Tenants and Landlords Living in an Estates at Will
The traditional landlord-tenant relationship is defined by the terms of the lease agreement. In certain situations, a tenant lives in a rental property without a written lease agreement. Learn how an estate at will is defined.
What Is an Estate at Will?
An estate at will, also referred to as a tenancy at will, refers to a tenant who lives in a rental unit without a formal lease or contract. It is typically a verbal agreement between a landlord and a tenant.
The landlord has given the tenant permission to live in the property, however, there is no fixed lease term or specific lease rules that must be followed. Either party can end the living arrangement at any time.
Example of a Tenant at Will
Tenants at will are common when you let a friend or family member live in your home. There are no set lease terms or set length of time the individual will stay with you. There is the assumption that the individual will not cause damage in your home and there may be an agreement between you and the tenant that the tenant has agreed to pay you rent for the lodging and to cover utilities.
Flexibility- Not having a traditional lease with a tenant can be a good thing. Tenants at will have more flexibility in their living situation than tenants with a traditional lease agreement. They have to treat the rental property with respect, but usually do not have to worry about formal rules like security deposits, lease terms, move in procedures or walk through inspections.
Landlord Can End the Tenancy at Any Time- There are negatives to be aware of in a tenancy at will situation. Since there is no formal agreement between the landlord and the tenant, the landlord does not need a specific cause to have the tenant move out of the rental. Therefore the tenant does not have the security of knowing, if they follow the lease rules, they will have a place to live for the duration of the lease term.
How Are Tenants at Will Protected?
Even though there is no structured lease agreement, tenants at will have obligations including:
- Paying their rent on time.
- Not causing any damage to the property in excess of normal wear and tear.
- Giving proper notice before moving out of the rental.
Tenants at will are also entitled to basic protections under the landlord-tenant law of the state where the rental property is located.
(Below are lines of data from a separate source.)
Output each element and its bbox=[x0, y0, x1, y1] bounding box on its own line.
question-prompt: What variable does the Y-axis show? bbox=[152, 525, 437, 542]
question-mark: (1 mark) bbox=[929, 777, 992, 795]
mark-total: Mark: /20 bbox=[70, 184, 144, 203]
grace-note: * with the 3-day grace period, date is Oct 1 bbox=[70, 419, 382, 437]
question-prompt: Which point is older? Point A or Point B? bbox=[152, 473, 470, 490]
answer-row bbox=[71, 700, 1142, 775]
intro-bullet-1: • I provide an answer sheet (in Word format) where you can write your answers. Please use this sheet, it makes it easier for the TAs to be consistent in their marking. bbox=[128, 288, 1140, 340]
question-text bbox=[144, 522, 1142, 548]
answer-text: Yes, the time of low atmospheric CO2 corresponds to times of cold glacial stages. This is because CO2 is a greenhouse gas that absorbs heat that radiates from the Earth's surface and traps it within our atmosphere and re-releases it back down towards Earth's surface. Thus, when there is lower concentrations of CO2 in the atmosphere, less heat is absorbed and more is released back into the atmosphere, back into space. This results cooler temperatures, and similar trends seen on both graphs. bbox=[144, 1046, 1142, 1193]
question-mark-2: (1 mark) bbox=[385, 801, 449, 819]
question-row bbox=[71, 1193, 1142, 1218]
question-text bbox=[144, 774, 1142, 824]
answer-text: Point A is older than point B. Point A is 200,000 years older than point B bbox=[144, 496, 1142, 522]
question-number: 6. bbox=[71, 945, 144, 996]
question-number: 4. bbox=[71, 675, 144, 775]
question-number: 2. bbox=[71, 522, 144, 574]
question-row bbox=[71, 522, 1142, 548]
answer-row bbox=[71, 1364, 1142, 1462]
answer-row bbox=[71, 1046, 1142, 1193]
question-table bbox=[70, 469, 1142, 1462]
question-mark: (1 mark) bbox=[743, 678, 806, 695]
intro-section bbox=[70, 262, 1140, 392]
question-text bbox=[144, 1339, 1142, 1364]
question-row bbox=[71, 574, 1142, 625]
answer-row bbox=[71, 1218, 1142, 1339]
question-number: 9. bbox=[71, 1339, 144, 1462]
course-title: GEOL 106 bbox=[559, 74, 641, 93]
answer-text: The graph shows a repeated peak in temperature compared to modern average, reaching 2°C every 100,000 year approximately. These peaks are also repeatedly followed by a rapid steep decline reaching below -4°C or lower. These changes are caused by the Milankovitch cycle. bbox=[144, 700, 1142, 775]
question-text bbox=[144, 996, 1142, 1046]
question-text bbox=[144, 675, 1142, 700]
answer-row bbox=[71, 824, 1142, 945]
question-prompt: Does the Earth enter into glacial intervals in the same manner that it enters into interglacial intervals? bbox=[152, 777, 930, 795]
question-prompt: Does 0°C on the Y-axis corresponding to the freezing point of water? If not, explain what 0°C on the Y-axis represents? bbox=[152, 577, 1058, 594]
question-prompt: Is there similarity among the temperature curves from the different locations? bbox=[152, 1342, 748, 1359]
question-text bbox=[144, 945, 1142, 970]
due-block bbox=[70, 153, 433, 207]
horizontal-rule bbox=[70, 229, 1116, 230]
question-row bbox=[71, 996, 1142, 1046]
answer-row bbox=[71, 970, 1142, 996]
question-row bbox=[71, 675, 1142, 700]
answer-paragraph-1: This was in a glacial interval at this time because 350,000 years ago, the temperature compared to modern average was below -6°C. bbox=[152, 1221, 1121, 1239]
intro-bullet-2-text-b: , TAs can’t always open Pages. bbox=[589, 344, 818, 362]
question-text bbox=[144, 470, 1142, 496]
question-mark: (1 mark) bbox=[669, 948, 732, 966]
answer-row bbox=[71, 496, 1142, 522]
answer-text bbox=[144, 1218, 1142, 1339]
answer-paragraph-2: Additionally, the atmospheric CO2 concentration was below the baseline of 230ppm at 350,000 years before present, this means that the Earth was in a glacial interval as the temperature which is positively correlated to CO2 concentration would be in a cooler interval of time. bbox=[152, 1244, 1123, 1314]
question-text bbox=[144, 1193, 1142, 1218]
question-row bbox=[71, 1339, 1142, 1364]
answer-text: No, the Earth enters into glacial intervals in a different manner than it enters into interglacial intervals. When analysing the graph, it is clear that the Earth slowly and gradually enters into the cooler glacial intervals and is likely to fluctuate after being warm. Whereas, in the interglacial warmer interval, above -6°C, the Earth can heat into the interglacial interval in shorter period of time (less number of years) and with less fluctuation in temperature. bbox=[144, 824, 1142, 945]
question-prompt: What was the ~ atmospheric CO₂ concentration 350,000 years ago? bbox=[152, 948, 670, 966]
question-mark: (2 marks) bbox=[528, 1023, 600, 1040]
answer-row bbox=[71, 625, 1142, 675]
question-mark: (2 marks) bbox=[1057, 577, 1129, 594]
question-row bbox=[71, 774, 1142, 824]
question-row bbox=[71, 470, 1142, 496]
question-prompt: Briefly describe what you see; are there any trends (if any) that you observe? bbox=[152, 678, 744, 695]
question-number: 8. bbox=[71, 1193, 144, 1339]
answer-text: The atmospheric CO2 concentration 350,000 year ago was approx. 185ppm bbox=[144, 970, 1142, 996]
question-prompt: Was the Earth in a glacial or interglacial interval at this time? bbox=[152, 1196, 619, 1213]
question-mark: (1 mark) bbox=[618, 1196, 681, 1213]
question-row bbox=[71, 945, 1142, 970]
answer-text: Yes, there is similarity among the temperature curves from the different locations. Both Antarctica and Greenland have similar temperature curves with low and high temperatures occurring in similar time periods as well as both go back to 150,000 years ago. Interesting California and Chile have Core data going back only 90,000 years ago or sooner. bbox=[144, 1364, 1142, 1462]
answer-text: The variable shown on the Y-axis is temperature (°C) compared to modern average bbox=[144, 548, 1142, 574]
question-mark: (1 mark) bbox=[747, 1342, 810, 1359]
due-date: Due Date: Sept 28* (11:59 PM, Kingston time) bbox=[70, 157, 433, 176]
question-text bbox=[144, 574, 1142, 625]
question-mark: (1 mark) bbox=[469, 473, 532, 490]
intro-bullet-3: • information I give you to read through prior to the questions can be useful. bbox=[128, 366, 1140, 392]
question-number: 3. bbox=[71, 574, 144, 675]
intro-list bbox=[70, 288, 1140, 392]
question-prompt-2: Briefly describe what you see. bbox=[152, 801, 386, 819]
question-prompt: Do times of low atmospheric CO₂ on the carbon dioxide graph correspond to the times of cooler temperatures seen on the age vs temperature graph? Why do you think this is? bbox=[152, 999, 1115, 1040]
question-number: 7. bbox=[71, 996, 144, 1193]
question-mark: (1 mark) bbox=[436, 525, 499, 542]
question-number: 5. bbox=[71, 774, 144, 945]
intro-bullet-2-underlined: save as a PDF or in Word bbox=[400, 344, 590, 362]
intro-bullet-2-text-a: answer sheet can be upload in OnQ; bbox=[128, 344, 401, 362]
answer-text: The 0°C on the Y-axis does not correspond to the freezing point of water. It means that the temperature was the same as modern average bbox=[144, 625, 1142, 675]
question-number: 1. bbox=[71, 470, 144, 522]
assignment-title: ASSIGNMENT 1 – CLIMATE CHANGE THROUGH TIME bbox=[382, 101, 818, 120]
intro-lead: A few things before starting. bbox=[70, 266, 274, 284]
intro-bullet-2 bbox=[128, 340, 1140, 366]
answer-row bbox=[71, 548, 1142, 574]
These basic protections include:
- The right to live in a property that is safe and free from building and safety code hazards.
- No predetermined length of stay.
- Notice before a landlord enters the rental property.
- Notice before a landlord wants the tenant to move out.
Procedures to Vacate Unit
In a tenancy at will, either party can give the other party notice of the desire to vacate the unit.
Reason to Vacate:
- In most states, a tenancy at will can be ended without any specific reason other than the tenant’s desire to move out, or the landlord’s desire for the tenant to move out.
- Each state will have different rules regarding how a tenant at will must vacate a rental unit. In general, the tenant must give the landlord written notice of the tenant’s desire to move out of the rental property. If the landlord wants the tenant to move, the landlord must also give the tenant this notice in writing.
How Far in Advance?
- Again, you must check your state-specific rules to determine how far in advance a landlord or tenant must give notice before the desired move out date. In general, 30 days’ notice is the standard, but some states could require as little as 7 days’ notice, while others want as much as 45 days’ notice.
Evicting a Tenant at Will
Even though there is no formal agreement between the landlord and the tenant at will, the landlord still has the right to evict the tenant if the tenant violates basic landlord-tenant law such as:
- Paying Rent
- Damaging the Rental Property
- Engaging in Criminal Behavior
Is It Different From Holdover Tenant?
The main difference between a tenant at will and a holdover tenant is that the tenant at will has the landlord’s permission to remain in the rental unit. The holdover tenant is staying in the rental without the landlord’s consent.